Il film di Francesco Lagi non sbaglia tono né sentimento, puntando a un racconto popolare in cui poter trovare un riflesso di grande impatto emotivo. Finalmente.

Francesco Colella ne Il Dio dell'Amore

Finalmente qualcosa di diverso, di nuovo, di sorprendente. Finalmente un cinema (italiano) capace di parlare d'amore senza l'ideologia della retorica, e senza il solito e rigido schema emotivo. Che Il Dio dell'Amore di Francesco Lagi fosse un gran bel film lo si capisce subito, dalle prime scene, dai primi colori. Il rosso e l'arancio colorano l'immortalità di Roma (ottimo lavoro quello di Edoardo Carlo Bolli alla fotografia), mentre uno sgualcito Francesco Colella si aggira tra i ruderi dei Fori Imperiali.

Ragonese Marchioni Scena Film
Marchioni, Ragonese e Corrado Fortuna

"Io abitavo proprio lì", dice direttamente in camera, rompendo la quarta parete. Colella, infatti, interpreta nientemeno che Ovidio: in abiti moderni e con piglio sornione, declina in camera - accompagnando il racconto - il sentimento più alto di tutti, sparendo e comparendo tra la folla accaldata di turisti. In qualche modo, una globalizzazione emotiva che compie un lungo giro, partendo da duemila anni fa. Un incipit notevole - forse tra i migliori visti di recente - che coglie tutto lo splendore, contorto ma irrinunciabile, della poesia umana.

Il Dio dell'Amore: tante storie, una sola bellezza

La trama ufficiale descrive Il Dio dell'Amore come "un viaggio, o un'esplorazione, nelle relazioni amorose" che si concentra "in modo corale" e "dal tono ironico" su alcune persone e sui "loro modi di amarsi". Ineccepibile, come è ineccepibile il cast che riempie la scena, alternando diversi fili narrativi che, come vuole una certa tradizione, si legano all'epilogo migliore. Senza andare troppo nel dettaglio - sarebbe superfluo - il film, sequenza dopo sequenza, racconta un insieme di amanti sconquassati da un Dio capriccioso e imprevedibile - "Ogni amante è un guerriero, e Cupido ha il suo accampamento", scriveva Ovidio - e inconsapevolmente legati da un destino pieno di (bellissime) sorprese.

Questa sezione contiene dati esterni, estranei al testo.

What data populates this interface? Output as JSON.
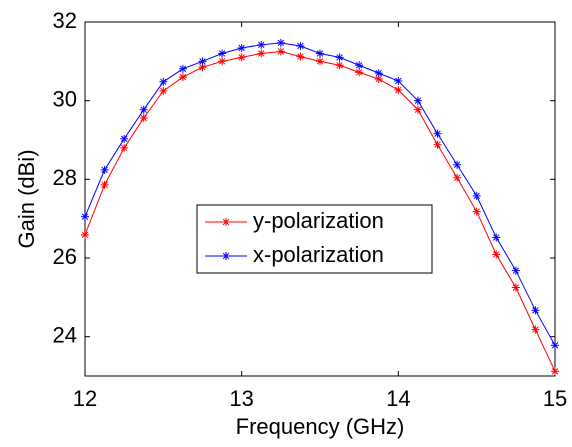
{
  "chart_data": {
    "type": "line",
    "x_label": "Frequency (GHz)",
    "y_label": "Gain (dBi)",
    "x": [
      12,
      12.125,
      12.25,
      12.375,
      12.5,
      12.625,
      12.75,
      12.875,
      13,
      13.125,
      13.25,
      13.375,
      13.5,
      13.625,
      13.75,
      13.875,
      14,
      14.125,
      14.25,
      14.375,
      14.5,
      14.625,
      14.75,
      14.875,
      15
    ],
    "series": [
      {
        "name": "y-polarization",
        "color": "#ff0000",
        "values": [
          26.59,
          27.86,
          28.8,
          29.56,
          30.25,
          30.6,
          30.85,
          31.0,
          31.1,
          31.2,
          31.25,
          31.12,
          31.0,
          30.9,
          30.72,
          30.55,
          30.27,
          29.77,
          28.88,
          28.04,
          27.18,
          26.09,
          25.25,
          24.18,
          23.12
        ]
      },
      {
        "name": "x-polarization",
        "color": "#0000ff",
        "values": [
          27.05,
          28.24,
          29.03,
          29.77,
          30.48,
          30.81,
          31.0,
          31.2,
          31.34,
          31.42,
          31.47,
          31.39,
          31.2,
          31.1,
          30.9,
          30.7,
          30.5,
          30.0,
          29.16,
          28.37,
          27.58,
          26.52,
          25.68,
          24.67,
          23.78
        ]
      }
    ],
    "xlim": [
      12,
      15
    ],
    "xticks": [
      12,
      13,
      14,
      15
    ],
    "ylim": [
      23,
      32
    ],
    "yticks": [
      24,
      26,
      28,
      30,
      32
    ],
    "grid": false,
    "legend": "center",
    "marker": "asterisk"
  }
}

La forza di un grande cast

Cimati Dio Amore Scena
Benedetta Cimatti in scena

Dicevamo del cast, e di quanto Francesco Lagi riesca a mantenerli presenti anche fuori dalla sequenza. Forza della scrittura - a firmare la sceneggiatura lo stesso Lagi insieme a Enrico Audenino - e forza degli interpreti, in rigoroso ordine alfabetico come vogliono i titoli di coda: oltre Colella, ecco Anna Bellato, Enrico Borello, Benedetta Cimatti, Chiara Ferrara, Corrado Fortuna, Vinicio Marchioni, Isabella Ragonese, Vanessa Scalera, Leonardo Maddalena, Elia Nuzzolo.

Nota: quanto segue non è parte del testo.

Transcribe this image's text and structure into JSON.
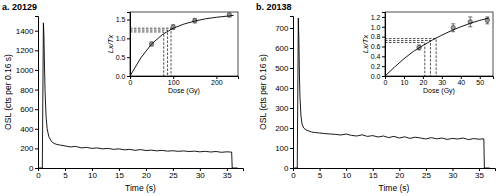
{
  "chart_data": [
    {
      "type": "line",
      "title": "a. 20129",
      "x_label": "Time (s)",
      "y_label": "OSL (cts per 0.16 s)",
      "xlim": [
        0,
        38
      ],
      "xticks": [
        0,
        5,
        10,
        15,
        20,
        25,
        30,
        35
      ],
      "ylim": [
        0,
        1550
      ],
      "yticks": [
        0,
        200,
        400,
        600,
        800,
        1000,
        1200,
        1400
      ],
      "series": [
        {
          "color": "#000000",
          "x": [
            0,
            0.8,
            1.0,
            1.1,
            1.2,
            1.3,
            1.5,
            1.7,
            2.0,
            2.5,
            3,
            3.5,
            4,
            5,
            6,
            7,
            8,
            9,
            10,
            11,
            12,
            13,
            14,
            15,
            16,
            17,
            18,
            19,
            20,
            21,
            22,
            23,
            24,
            25,
            26,
            27,
            28,
            29,
            30,
            31,
            32,
            33,
            34,
            35,
            35.9,
            36.0,
            37
          ],
          "values": [
            0,
            0,
            1480,
            1350,
            1050,
            800,
            520,
            400,
            320,
            270,
            250,
            240,
            235,
            225,
            215,
            220,
            205,
            210,
            200,
            205,
            195,
            200,
            190,
            195,
            185,
            190,
            180,
            188,
            178,
            182,
            175,
            180,
            172,
            176,
            170,
            174,
            168,
            172,
            165,
            170,
            163,
            168,
            160,
            165,
            162,
            0,
            0
          ]
        }
      ]
    },
    {
      "type": "scatter",
      "x_label": "Dose (Gy)",
      "y_label": "Lx/Tx",
      "xlim": [
        0,
        250
      ],
      "xticks": [
        0,
        100,
        200
      ],
      "ylim": [
        0,
        1.7
      ],
      "yticks": [
        {
          "value": 0,
          "label": "0.0"
        },
        0.5,
        {
          "value": 1,
          "label": "1.0"
        },
        1.5
      ],
      "series": [
        {
          "type": "scatter",
          "marker": "circle",
          "color": "#999999",
          "x": [
            50,
            100,
            150,
            230
          ],
          "values": [
            0.85,
            1.3,
            1.47,
            1.62
          ],
          "errors": [
            0.05,
            0.06,
            0.06,
            0.05
          ]
        },
        {
          "type": "line",
          "color": "#000000",
          "x": [
            0,
            25,
            50,
            75,
            100,
            125,
            150,
            175,
            200,
            225,
            240
          ],
          "values": [
            0,
            0.48,
            0.85,
            1.1,
            1.27,
            1.38,
            1.46,
            1.52,
            1.56,
            1.59,
            1.61
          ]
        },
        {
          "type": "line",
          "line_style": "dashed",
          "color": "#000000",
          "x": [
            0,
            78,
            78
          ],
          "values": [
            1.17,
            1.17,
            0
          ]
        },
        {
          "type": "line",
          "line_style": "dashed",
          "color": "#000000",
          "x": [
            0,
            87,
            87
          ],
          "values": [
            1.22,
            1.22,
            0
          ]
        },
        {
          "type": "line",
          "line_style": "dashed",
          "color": "#000000",
          "x": [
            0,
            95,
            95
          ],
          "values": [
            1.27,
            1.27,
            0
          ]
        }
      ]
    },
    {
      "type": "line",
      "title": "b. 20138",
      "x_label": "Time (s)",
      "y_label": "OSL (cts per 0.16 s)",
      "xlim": [
        0,
        38
      ],
      "xticks": [
        0,
        5,
        10,
        15,
        20,
        25,
        30,
        35
      ],
      "ylim": [
        0,
        760
      ],
      "yticks": [
        0,
        100,
        200,
        300,
        400,
        500,
        600,
        700
      ],
      "series": [
        {
          "color": "#000000",
          "x": [
            0,
            0.8,
            1.0,
            1.1,
            1.2,
            1.3,
            1.5,
            1.7,
            2.0,
            2.5,
            3,
            3.5,
            4,
            5,
            6,
            7,
            8,
            9,
            10,
            11,
            12,
            13,
            14,
            15,
            16,
            17,
            18,
            19,
            20,
            21,
            22,
            23,
            24,
            25,
            26,
            27,
            28,
            29,
            30,
            31,
            32,
            33,
            34,
            35,
            35.9,
            36.0,
            37
          ],
          "values": [
            0,
            0,
            750,
            650,
            480,
            360,
            260,
            220,
            200,
            190,
            185,
            180,
            178,
            175,
            172,
            170,
            168,
            165,
            170,
            163,
            160,
            166,
            158,
            162,
            155,
            160,
            152,
            158,
            150,
            156,
            148,
            154,
            150,
            145,
            152,
            146,
            150,
            143,
            148,
            145,
            150,
            142,
            147,
            144,
            146,
            0,
            0
          ]
        }
      ]
    },
    {
      "type": "scatter",
      "x_label": "Dose (Gy)",
      "y_label": "Lx/Tx",
      "xlim": [
        0,
        57
      ],
      "xticks": [
        0,
        10,
        20,
        30,
        40,
        50
      ],
      "ylim": [
        0,
        1.3
      ],
      "yticks": [
        {
          "value": 0,
          "label": "0.0"
        },
        0.2,
        0.4,
        0.6,
        0.8,
        {
          "value": 1,
          "label": "1.0"
        },
        1.2
      ],
      "series": [
        {
          "type": "scatter",
          "marker": "circle",
          "color": "#999999",
          "x": [
            18,
            36,
            45,
            54
          ],
          "values": [
            0.58,
            0.98,
            1.1,
            1.13
          ],
          "errors": [
            0.05,
            0.08,
            0.1,
            0.07
          ]
        },
        {
          "type": "line",
          "color": "#000000",
          "x": [
            0,
            5,
            10,
            15,
            20,
            25,
            30,
            35,
            40,
            45,
            50,
            55
          ],
          "values": [
            0,
            0.18,
            0.35,
            0.5,
            0.62,
            0.73,
            0.83,
            0.92,
            1.0,
            1.07,
            1.13,
            1.18
          ]
        },
        {
          "type": "line",
          "line_style": "dashed",
          "color": "#000000",
          "x": [
            0,
            21,
            21
          ],
          "values": [
            0.68,
            0.68,
            0
          ]
        },
        {
          "type": "line",
          "line_style": "dashed",
          "color": "#000000",
          "x": [
            0,
            24,
            24
          ],
          "values": [
            0.72,
            0.72,
            0
          ]
        },
        {
          "type": "line",
          "line_style": "dashed",
          "color": "#000000",
          "x": [
            0,
            27,
            27
          ],
          "values": [
            0.76,
            0.76,
            0
          ]
        }
      ]
    }
  ]
}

Sempre in parte, tutti credibili, vulnerabili, riconoscibili. Già, la riconoscibilità, e l'onestà di raccontare uno spaccato che vada "al di là di ogni sentimentalismo", preferendo lo sguardo popolare a quello imbolsito di una borghesia ben lontana dal pubblico più vero. Era ora: persone, non personaggi.

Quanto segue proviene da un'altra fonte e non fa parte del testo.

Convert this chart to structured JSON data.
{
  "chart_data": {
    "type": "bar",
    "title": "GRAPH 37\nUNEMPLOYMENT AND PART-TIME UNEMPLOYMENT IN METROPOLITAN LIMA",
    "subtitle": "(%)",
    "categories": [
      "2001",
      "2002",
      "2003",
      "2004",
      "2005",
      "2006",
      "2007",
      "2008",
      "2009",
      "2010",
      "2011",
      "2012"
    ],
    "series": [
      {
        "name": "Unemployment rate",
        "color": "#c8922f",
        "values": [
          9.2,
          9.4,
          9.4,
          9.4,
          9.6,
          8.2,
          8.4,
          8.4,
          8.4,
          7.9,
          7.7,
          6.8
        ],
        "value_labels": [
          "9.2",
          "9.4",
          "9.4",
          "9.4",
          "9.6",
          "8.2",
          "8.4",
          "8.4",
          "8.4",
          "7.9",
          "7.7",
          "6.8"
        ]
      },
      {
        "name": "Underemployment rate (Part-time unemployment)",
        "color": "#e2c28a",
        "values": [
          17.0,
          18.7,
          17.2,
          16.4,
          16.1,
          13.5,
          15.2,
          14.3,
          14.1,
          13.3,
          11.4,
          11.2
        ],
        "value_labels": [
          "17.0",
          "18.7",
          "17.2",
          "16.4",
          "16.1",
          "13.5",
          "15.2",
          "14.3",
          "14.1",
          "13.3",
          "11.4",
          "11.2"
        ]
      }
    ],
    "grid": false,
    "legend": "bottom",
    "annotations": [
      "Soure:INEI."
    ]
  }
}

Di cosa si può scrivere, se non d'amore?

A tratti divertente e divertito, ricorrendo a vezzi estetici senza mai appesantire l'originalità d'umore, Il Dio dell'amore fonde gesti, sguardi, sensazioni e profumi lungo due ore di montaggio - forse troppe - costruendo un film che si immerge totalmente nel "caos sentimentale", per dare un nome alle emozioni, anche quelle più indecifrabili. Con estro e consapevolezza. Pur radicata nell'ecosistema romano - e non c'è nessun'altra città come Roma, con il suo poetico nome palindromo -, l'opera del bravo Lagi si richiama ai toni di una certa commedia newyorkese, dove il paesaggio si fonde con la storia: lontana dalla cartolina, ma vicina al cuore e all'identità dei protagonisti.

Chiara Ferraro Bellato
Chiara Ferraro e Anna Bellato

E poi la musica, altro sintomo: la traccia delicata di Stefano Bollani si mischia all'alternarsi delle stagioni, finendo per fondersi con il canto delle cicale. Non c'è nulla che suggerisca una romanità così forte, quasi trascendentale, in continua sorpresa. E se c'è pure l'ardente ambizione di puntellare Le metamorfosi di Ovidio, rileggendone i confini con eleganza e piglio, è nella scrittura che il film diventa materia vivida e mutevole. Del resto, di cosa si può scrivere, se non d'amore?

Conclusioni

Il Dio dell’Amorer racconta i sentimenti senza retorica né schemi rigidi, valorizzando l'imprevedibiltà di un'atmosfera suggestiva elevata dai colori di Roma. Se il cast corale è uno dei punti di forza, l’opera mescola ironia e profondità, facendo sì che l'impatto emotivo sia riconoscibile e soprattutto credibile.

Movieplayer.it
4.0/5
Voto medio
N/D

Perché ci piace

  • Il cast funziona.
  • La regia, calda ed elegante.
  • I diversi toni.
  • La riconoscibilità.

Cosa non va

  • Forse dura troppo.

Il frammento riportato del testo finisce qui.